1. What are the current exchange rate regimes of the BRIC economies?
2. Why has Brazil changed its exchange rate regime over the years?
3. What variable affects the Russian ruble?
4. By how much did the yuan appreciate against the dollar on July 21, 2005?
5. How has the yuan's appreciation since July 21, 2005, affected the U.S. trade deficit with China?
6. How did the crawling-peg system in place from 2005 to 2008 likely affect inflows of hot money to China? To affect the PBOC's ability to control the money supply and inflation?
7. What is the likely reason for the Chinese government again fixing the yuan to the dollar upon the outbreak of the global economic crisis?
8. Why has China adopted capital controls?
9. Why will China probably relax its capital controls eventually?
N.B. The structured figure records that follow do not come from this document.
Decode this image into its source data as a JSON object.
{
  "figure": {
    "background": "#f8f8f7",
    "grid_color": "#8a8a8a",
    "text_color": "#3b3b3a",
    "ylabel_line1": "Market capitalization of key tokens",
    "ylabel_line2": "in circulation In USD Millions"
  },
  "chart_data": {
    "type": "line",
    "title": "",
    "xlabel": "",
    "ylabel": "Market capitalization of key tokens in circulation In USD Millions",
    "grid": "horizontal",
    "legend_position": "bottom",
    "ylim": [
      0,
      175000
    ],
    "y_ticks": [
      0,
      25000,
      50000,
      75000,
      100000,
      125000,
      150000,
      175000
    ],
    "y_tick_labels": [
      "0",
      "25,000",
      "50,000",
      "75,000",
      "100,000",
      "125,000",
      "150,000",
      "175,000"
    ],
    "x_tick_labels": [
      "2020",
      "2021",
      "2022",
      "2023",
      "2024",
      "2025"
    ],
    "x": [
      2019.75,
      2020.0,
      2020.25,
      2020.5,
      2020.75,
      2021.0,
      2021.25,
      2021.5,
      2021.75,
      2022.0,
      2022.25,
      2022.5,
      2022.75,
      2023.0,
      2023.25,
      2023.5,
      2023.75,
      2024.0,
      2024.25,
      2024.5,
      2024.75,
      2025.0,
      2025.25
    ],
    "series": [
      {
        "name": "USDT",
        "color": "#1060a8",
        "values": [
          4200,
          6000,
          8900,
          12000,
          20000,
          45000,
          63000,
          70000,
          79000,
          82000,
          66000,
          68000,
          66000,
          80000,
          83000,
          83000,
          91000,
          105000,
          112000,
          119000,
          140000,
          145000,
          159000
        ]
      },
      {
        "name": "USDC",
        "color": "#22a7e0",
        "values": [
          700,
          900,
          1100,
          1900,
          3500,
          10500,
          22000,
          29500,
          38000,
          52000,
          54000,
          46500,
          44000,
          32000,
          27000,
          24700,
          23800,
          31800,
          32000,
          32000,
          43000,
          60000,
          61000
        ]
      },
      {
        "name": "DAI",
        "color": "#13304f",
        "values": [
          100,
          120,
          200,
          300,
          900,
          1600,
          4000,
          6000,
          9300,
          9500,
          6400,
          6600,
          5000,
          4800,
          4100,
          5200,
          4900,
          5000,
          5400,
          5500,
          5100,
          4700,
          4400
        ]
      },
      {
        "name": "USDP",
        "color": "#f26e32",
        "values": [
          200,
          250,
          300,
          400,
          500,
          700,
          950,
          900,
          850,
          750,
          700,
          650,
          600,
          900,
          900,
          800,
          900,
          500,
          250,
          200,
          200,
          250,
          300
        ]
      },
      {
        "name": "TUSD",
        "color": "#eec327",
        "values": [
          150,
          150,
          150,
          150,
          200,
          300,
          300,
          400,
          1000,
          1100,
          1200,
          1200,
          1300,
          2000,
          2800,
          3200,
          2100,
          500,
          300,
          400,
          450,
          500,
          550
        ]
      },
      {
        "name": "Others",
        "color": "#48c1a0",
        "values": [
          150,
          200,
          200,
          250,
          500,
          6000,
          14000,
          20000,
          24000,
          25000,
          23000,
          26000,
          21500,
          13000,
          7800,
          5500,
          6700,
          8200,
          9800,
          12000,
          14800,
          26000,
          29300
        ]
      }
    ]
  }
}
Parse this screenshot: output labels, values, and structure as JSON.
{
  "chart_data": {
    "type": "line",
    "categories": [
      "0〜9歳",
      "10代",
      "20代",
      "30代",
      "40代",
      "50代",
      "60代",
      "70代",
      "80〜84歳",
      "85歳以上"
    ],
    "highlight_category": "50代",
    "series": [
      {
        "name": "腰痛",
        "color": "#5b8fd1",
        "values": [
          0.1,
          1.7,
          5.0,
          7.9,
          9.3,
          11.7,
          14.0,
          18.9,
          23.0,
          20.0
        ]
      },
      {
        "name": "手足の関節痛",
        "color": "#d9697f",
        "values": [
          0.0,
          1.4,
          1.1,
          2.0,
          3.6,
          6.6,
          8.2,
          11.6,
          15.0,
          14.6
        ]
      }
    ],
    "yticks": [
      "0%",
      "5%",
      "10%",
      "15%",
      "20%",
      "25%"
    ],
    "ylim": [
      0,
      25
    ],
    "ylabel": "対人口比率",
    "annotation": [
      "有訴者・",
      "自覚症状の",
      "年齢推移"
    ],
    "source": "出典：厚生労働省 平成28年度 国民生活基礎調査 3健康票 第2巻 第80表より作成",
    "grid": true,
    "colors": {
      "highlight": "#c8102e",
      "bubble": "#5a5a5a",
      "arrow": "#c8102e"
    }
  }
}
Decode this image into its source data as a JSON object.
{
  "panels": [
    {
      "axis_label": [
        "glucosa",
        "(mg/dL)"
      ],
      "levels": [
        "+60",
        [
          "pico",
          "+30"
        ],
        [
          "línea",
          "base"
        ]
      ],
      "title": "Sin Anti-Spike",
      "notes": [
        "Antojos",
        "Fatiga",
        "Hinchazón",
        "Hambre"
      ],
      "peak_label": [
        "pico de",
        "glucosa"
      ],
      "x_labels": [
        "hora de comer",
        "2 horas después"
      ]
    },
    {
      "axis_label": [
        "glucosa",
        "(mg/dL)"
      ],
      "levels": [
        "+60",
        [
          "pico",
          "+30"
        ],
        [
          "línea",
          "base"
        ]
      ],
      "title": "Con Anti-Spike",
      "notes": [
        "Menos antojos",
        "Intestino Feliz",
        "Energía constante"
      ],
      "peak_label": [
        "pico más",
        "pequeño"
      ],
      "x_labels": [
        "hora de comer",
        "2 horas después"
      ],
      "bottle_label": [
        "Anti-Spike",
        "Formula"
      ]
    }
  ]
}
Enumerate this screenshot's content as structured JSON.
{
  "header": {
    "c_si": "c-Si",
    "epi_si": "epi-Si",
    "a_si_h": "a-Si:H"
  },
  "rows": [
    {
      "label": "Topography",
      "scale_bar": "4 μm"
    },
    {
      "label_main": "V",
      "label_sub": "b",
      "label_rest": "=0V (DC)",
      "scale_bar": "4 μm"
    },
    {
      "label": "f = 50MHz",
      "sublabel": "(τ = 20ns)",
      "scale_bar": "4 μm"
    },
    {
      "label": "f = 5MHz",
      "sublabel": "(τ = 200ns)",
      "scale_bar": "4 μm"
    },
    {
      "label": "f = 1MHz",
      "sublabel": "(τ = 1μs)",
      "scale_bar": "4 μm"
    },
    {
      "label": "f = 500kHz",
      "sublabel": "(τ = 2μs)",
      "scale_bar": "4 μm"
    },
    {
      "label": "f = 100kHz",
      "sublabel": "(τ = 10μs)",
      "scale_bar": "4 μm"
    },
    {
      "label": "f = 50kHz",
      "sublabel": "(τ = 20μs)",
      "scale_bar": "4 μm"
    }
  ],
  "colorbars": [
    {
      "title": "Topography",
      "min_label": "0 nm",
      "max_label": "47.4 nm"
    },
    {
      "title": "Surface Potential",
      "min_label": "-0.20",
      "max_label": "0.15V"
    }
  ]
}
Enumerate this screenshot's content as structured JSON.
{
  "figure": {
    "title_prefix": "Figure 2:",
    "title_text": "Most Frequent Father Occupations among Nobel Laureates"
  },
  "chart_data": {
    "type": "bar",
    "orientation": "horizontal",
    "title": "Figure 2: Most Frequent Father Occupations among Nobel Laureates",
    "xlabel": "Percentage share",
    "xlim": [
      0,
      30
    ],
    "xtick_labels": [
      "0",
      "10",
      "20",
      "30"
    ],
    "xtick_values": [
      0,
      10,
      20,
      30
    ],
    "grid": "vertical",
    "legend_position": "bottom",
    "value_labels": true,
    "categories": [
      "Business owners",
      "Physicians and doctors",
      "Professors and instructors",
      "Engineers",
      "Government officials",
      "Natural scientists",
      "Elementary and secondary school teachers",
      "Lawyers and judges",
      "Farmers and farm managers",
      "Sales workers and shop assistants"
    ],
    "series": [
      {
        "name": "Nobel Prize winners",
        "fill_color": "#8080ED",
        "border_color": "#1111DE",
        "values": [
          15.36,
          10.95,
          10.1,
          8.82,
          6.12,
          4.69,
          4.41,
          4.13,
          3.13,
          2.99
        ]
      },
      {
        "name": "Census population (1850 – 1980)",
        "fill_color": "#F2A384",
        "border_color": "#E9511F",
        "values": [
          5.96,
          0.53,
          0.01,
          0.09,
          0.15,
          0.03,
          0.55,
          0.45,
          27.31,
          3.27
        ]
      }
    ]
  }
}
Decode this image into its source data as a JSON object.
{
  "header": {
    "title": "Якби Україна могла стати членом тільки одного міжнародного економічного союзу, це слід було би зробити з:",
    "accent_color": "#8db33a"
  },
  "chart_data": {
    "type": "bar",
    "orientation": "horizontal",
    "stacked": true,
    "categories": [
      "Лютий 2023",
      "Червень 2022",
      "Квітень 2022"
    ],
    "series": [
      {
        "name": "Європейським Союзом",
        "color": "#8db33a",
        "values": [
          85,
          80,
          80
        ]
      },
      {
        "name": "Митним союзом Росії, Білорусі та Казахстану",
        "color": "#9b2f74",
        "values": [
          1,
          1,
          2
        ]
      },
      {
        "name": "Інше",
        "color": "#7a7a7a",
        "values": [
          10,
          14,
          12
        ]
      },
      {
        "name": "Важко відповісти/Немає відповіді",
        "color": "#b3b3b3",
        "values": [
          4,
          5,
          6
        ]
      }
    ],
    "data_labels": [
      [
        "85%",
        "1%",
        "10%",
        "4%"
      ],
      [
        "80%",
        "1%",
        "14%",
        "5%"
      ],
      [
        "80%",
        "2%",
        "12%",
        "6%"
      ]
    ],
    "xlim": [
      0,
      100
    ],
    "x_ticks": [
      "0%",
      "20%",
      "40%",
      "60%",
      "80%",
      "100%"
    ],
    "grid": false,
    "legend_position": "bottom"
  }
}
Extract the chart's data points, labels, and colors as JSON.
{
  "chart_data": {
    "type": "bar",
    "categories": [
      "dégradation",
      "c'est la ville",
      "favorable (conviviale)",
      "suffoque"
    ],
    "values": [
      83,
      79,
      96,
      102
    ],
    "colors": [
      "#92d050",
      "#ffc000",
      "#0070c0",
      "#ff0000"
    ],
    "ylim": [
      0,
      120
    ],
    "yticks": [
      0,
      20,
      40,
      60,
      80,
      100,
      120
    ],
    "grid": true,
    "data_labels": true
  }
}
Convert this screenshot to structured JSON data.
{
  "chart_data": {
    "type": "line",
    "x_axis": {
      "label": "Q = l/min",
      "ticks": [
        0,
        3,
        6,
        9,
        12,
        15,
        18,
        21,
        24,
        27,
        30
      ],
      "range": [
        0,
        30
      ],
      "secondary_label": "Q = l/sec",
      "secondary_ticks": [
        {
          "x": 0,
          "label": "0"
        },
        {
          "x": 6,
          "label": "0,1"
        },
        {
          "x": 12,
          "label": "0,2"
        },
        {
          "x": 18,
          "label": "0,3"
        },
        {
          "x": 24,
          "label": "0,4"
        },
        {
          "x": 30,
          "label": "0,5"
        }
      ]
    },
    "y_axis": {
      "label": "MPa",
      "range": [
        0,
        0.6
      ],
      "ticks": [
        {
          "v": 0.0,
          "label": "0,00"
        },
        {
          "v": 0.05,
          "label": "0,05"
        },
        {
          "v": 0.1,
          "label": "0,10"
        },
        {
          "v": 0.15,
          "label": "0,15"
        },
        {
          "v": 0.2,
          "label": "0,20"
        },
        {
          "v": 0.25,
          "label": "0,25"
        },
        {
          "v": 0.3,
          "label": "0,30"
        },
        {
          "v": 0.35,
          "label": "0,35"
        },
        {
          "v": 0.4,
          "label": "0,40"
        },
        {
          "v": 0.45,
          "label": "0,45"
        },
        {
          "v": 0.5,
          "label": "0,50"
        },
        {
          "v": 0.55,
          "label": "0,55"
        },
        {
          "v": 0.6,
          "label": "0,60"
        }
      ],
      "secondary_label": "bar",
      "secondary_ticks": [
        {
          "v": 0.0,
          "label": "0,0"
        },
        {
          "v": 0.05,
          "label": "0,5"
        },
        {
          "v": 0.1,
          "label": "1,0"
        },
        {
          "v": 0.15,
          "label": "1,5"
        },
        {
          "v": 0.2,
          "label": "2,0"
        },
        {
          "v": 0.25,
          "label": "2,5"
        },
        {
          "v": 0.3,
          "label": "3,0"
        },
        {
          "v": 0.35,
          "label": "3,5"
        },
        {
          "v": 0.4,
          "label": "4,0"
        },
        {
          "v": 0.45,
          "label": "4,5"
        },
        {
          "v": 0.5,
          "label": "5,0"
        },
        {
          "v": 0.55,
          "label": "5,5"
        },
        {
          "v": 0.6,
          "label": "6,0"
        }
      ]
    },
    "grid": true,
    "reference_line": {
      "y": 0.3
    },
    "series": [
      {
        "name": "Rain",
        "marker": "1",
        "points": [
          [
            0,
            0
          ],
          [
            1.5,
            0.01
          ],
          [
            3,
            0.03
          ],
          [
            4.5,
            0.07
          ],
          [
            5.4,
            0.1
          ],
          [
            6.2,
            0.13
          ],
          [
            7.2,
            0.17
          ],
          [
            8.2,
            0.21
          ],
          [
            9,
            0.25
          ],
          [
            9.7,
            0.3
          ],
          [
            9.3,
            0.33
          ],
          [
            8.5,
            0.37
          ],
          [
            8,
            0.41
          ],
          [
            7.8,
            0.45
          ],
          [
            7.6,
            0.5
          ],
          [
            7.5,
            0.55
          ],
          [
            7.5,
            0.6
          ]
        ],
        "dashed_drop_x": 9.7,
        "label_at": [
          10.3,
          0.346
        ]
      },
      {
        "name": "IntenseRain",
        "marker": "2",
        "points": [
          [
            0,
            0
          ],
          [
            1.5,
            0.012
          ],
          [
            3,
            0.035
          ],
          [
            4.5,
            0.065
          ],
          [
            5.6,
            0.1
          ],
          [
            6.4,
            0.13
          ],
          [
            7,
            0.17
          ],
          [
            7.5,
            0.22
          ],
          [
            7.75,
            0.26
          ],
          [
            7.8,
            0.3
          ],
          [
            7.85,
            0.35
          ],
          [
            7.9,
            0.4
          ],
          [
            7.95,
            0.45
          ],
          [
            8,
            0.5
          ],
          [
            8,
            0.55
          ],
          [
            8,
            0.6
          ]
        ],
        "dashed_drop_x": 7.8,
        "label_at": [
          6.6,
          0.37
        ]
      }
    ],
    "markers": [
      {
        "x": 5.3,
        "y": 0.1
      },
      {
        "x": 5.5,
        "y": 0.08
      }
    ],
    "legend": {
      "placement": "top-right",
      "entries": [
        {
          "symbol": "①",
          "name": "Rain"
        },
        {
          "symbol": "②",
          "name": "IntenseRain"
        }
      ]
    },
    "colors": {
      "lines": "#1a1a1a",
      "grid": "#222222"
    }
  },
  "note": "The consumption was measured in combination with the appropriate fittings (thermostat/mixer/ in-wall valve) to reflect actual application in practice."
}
Since the collapse of Bretton Woods, a critical question facing governments, particularly emerging economies, is the choice of exchange rate regimes. While most OECD economies have floating rates and capital mobility or are in the Eurozone, emerging countries have generally selected different exchange rate regimes. Many emerging economies have a ''fear of floating,'' a resistance to allowing market forces to freely determine their exchange rate since they fear that speculation or overvaluation may lead to excessive volatility that could contribute to financial crises and discourage trade and investment. Lack of transparency, thin markets, poor policy, low institutional credibility, and sometimes distrust of perfectly free markets have fueled their reluctance to float. The BRICs (Brazil, China, India, and Russia) represent four important and rapidly growing economies. Exhibit 3.5 plots their exchange rates from 2000-2012.
The different paths each nation's exchange rate has taken reflects their different currency regime choices.